Joe Gondolfi, who teaches English to sophomores at Solorio Academy, a high school in Chicago’s Gage Park neighborhood, tells Complex that CPS had enough problems of its own before DeVos was even thrown into the mix. A CPS teacher for four years, Gondolfi predicts that DeVos’s plans will only accelerate the injustices within CPS itself: “Some of DeVos's more toxic priorities—school choice, to name one—seem to be in accord with the general trajectory of CPS' policies over the past five years, CPS has primarily closed neighborhood schools and replaced them with selective enrollments and charters. With DeVos in charge, I expect this will continue.”
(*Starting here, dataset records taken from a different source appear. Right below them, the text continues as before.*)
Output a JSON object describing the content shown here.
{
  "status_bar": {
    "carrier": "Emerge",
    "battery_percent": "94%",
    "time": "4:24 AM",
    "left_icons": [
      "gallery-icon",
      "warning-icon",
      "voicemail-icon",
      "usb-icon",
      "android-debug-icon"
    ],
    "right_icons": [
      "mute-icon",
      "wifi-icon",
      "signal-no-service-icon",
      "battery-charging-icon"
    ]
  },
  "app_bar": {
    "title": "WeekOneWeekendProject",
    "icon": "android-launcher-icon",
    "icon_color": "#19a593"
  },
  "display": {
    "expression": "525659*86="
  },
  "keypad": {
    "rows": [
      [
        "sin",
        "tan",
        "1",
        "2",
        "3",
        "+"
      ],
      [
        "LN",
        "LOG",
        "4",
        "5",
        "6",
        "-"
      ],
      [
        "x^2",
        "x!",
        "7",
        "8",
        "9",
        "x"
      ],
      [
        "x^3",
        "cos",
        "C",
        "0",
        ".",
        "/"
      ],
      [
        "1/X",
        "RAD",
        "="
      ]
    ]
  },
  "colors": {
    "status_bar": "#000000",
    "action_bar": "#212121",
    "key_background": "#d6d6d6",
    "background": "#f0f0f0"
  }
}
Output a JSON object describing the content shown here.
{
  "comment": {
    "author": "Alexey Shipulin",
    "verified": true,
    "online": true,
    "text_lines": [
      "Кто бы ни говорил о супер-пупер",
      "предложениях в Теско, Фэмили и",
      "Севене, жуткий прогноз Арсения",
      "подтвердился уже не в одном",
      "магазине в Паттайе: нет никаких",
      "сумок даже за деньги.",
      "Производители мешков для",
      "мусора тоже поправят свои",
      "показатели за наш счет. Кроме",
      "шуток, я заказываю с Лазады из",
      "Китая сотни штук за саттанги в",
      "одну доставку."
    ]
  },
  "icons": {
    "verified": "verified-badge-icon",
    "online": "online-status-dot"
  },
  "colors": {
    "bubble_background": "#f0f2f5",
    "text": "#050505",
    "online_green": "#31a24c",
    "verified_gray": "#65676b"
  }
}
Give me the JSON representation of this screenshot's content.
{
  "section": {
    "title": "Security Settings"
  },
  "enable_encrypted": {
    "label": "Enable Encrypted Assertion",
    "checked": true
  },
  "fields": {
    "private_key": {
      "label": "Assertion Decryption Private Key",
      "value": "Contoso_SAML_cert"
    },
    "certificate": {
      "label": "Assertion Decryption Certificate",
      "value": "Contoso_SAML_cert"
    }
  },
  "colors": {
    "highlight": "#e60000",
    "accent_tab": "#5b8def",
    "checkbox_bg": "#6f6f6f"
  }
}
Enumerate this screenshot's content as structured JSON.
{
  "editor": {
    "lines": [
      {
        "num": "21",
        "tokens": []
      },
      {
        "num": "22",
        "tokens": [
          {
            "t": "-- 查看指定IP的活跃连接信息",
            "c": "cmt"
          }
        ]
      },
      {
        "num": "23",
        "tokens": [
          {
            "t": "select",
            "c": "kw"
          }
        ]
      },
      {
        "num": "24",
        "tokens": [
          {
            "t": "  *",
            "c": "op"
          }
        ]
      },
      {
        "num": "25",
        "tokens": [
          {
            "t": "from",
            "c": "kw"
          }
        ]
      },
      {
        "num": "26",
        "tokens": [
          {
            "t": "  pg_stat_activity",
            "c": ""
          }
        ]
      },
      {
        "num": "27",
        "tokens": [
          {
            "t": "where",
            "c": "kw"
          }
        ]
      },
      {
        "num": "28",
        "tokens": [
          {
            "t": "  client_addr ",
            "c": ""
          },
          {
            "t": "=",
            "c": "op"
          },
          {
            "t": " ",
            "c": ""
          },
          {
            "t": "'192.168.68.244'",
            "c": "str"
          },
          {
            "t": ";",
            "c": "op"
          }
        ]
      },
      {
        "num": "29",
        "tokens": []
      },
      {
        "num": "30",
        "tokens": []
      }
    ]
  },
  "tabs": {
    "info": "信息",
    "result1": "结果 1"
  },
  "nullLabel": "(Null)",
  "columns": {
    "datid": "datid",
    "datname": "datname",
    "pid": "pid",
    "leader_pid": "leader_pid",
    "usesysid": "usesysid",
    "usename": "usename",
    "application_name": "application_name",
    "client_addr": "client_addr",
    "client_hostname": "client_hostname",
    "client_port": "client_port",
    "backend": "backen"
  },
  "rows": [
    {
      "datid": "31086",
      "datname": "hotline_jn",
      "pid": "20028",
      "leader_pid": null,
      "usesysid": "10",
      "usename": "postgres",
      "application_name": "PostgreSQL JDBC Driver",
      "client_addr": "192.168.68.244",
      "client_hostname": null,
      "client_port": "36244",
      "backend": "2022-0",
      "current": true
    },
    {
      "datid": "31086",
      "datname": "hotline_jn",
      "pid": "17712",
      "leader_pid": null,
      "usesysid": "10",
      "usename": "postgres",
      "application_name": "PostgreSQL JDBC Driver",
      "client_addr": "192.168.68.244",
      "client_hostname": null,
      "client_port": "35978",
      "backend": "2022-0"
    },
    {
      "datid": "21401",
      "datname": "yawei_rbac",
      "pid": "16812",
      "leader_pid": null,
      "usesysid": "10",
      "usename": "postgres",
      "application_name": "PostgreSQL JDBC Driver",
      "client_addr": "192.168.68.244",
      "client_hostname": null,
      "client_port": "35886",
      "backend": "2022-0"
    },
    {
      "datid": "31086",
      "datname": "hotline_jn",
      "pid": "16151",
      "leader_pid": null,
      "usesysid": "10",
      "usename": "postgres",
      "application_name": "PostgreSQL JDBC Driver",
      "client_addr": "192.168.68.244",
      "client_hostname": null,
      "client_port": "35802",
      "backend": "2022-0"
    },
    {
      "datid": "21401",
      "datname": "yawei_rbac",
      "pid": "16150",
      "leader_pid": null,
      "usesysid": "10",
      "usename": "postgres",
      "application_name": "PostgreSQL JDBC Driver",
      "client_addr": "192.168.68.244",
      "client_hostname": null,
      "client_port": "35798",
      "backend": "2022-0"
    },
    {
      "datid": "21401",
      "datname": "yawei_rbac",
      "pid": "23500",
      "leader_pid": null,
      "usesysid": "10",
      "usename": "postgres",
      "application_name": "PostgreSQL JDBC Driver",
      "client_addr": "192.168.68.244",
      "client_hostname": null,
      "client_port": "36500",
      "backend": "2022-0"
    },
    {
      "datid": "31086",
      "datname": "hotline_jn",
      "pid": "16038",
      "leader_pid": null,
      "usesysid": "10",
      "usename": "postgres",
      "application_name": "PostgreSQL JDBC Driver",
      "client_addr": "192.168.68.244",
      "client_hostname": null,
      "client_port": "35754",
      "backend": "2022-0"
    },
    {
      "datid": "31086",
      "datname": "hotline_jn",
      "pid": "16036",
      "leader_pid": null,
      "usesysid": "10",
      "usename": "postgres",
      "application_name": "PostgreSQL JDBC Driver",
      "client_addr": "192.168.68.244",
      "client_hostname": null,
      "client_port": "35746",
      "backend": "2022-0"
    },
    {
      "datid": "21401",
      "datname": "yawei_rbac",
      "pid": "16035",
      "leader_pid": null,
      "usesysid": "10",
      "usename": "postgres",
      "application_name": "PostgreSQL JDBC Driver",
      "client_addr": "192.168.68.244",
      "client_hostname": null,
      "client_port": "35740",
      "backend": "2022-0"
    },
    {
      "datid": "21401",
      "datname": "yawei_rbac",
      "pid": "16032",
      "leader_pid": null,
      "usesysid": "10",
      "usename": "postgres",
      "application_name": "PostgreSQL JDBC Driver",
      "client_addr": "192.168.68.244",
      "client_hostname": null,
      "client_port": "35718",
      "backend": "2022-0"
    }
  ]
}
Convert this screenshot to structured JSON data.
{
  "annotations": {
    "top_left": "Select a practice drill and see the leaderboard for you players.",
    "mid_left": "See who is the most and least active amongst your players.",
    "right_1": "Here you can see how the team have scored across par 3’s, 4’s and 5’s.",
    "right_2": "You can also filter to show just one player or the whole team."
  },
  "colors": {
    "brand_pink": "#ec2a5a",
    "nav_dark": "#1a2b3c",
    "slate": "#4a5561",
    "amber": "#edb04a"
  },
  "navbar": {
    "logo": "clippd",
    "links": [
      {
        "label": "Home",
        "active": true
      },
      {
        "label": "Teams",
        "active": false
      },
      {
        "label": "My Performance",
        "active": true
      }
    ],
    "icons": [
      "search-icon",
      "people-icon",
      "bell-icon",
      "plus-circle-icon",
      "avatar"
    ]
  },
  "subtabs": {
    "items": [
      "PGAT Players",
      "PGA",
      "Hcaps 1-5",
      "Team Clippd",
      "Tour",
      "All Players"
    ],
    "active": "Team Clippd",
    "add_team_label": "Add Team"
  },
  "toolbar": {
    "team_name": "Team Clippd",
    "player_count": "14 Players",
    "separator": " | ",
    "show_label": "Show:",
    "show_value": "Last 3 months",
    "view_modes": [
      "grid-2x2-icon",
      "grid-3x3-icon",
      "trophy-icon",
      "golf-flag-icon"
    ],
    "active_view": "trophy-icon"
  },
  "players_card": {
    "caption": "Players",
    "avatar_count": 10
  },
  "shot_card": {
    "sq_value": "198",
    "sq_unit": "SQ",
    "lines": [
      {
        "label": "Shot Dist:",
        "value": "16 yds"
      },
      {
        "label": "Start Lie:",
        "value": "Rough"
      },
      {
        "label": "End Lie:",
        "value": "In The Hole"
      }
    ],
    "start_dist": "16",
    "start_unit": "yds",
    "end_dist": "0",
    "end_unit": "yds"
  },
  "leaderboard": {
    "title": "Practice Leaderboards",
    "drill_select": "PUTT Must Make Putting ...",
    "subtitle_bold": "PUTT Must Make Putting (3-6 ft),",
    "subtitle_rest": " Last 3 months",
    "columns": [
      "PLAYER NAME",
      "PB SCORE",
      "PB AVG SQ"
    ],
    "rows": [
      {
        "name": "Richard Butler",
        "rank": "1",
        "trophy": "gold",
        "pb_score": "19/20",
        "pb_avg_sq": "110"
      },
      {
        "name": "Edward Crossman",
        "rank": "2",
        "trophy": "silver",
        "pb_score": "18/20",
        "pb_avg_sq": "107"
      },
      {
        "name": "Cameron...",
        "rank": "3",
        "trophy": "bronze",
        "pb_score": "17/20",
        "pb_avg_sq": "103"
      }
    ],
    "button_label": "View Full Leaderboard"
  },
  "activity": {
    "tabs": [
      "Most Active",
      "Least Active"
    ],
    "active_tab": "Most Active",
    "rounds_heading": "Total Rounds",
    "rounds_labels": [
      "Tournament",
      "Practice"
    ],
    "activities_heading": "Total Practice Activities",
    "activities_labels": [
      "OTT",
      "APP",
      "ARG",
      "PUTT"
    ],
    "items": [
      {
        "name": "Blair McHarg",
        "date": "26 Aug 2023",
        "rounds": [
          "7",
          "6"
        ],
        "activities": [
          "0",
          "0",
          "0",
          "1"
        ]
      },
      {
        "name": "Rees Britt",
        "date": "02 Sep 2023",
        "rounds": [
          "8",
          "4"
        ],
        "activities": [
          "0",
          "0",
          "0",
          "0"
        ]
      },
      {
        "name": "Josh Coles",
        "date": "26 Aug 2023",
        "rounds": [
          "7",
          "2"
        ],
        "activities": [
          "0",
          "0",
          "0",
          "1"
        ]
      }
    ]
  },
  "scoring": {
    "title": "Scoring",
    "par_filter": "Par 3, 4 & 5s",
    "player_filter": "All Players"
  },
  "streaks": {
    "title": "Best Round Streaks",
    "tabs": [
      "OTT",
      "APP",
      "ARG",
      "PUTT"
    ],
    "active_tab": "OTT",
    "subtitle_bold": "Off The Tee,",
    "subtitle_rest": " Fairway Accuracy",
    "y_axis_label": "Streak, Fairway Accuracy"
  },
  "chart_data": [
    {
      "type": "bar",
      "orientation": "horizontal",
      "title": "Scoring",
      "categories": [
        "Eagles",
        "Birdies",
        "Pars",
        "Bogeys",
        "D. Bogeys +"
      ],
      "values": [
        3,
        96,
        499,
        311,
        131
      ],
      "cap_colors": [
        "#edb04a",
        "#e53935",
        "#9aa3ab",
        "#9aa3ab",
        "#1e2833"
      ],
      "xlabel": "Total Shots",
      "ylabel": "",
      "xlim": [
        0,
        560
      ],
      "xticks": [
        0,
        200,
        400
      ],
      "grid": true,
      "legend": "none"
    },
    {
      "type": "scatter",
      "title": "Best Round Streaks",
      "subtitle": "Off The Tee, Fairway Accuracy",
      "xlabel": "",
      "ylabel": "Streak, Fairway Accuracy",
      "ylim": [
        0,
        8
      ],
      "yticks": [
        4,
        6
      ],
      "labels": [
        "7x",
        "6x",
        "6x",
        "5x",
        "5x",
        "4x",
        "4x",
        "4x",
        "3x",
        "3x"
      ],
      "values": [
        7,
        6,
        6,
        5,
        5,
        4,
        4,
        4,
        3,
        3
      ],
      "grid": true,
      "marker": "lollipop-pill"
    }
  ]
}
In 2013, CPS closed 50 public schools, according to DNAInfo Chicago. In 2015, CPS fired teachers and relocated students from Moses Montefiore school, which served special needs students, the Chicago Reporter reported. However, CPS refused to officially designate Montefiore a closed school, as that would mean CPS broke its vow to not close any schools for five years following the 2013 closings.
Given the trajectory of CPS school closures in recent years, Gondolfi fears that “the appointment of Betsy DeVos is, if not the final nail in the coffin, one of the most significant factors in the demise of American public education.” Of course, Gondolfi isn’t the only teacher in Chicago who is concerned for his students.
The Chicago Teachers Union (CTU) released a statement almost immediately after DeVos was confirmed, calling her “completely unqualified for the position due to her lack of experience in public schools.” Echoing Gondolfi’s remarks, the CTU wrote that Emanuel’s existing moves toward school privatization “helped pave the way for the nightmare that is ‘U.S. Secretary of Education Betsy DeVos’ and the damage she will do nationally.”
Educators and parents have a keen understanding of how DeVos’ “school choice” plans will impact schools, and so do those most vulnerable to changes in Chicago's education policy: public school students. Just days before DeVos was confirmed, CPS high school student Nathan Petithomme penned an essay for the Southside Weekly, expertly detailing the damage Secretary DeVos could wreak on his education. A student of Lindblom Math and Science Academy, a selective enrollment high school in Englewood, Petithomme opines that “stripping funds from already suffering neighborhood schools will effectively kill public education.”
Citing the unequal distribution of funds throughout CPS and the struggles of the Chicago Teachers Union to negotiate fair contracts, Petithomme argues that conditions will worsen if DeVos’s school choice ideology prevails: “It will harm students who still depend on these public schools for their education, and it will harm minority students and teachers who may be subject to discrimination by private schools based on religion, gender, disability, sexual orientation, or socioeconomic status, inevitably leading to mixed standards and an unfair playing field for student achievement.”
With the ever-rising tide of challenges facing public schools in Chicago, there’s good reason to be anxious about the future of public education, but the situation isn’t without hope. Gondolfi tells Complex that schools can be the key to activating communities. “More than ever, schools need to engage their communities for support,” he says. “There’s only so much power teachers and principals have to advocate for themselves, but if we publicize our successes to counter the narrative of ‘failing public schools,’ we stand a fighting chance.”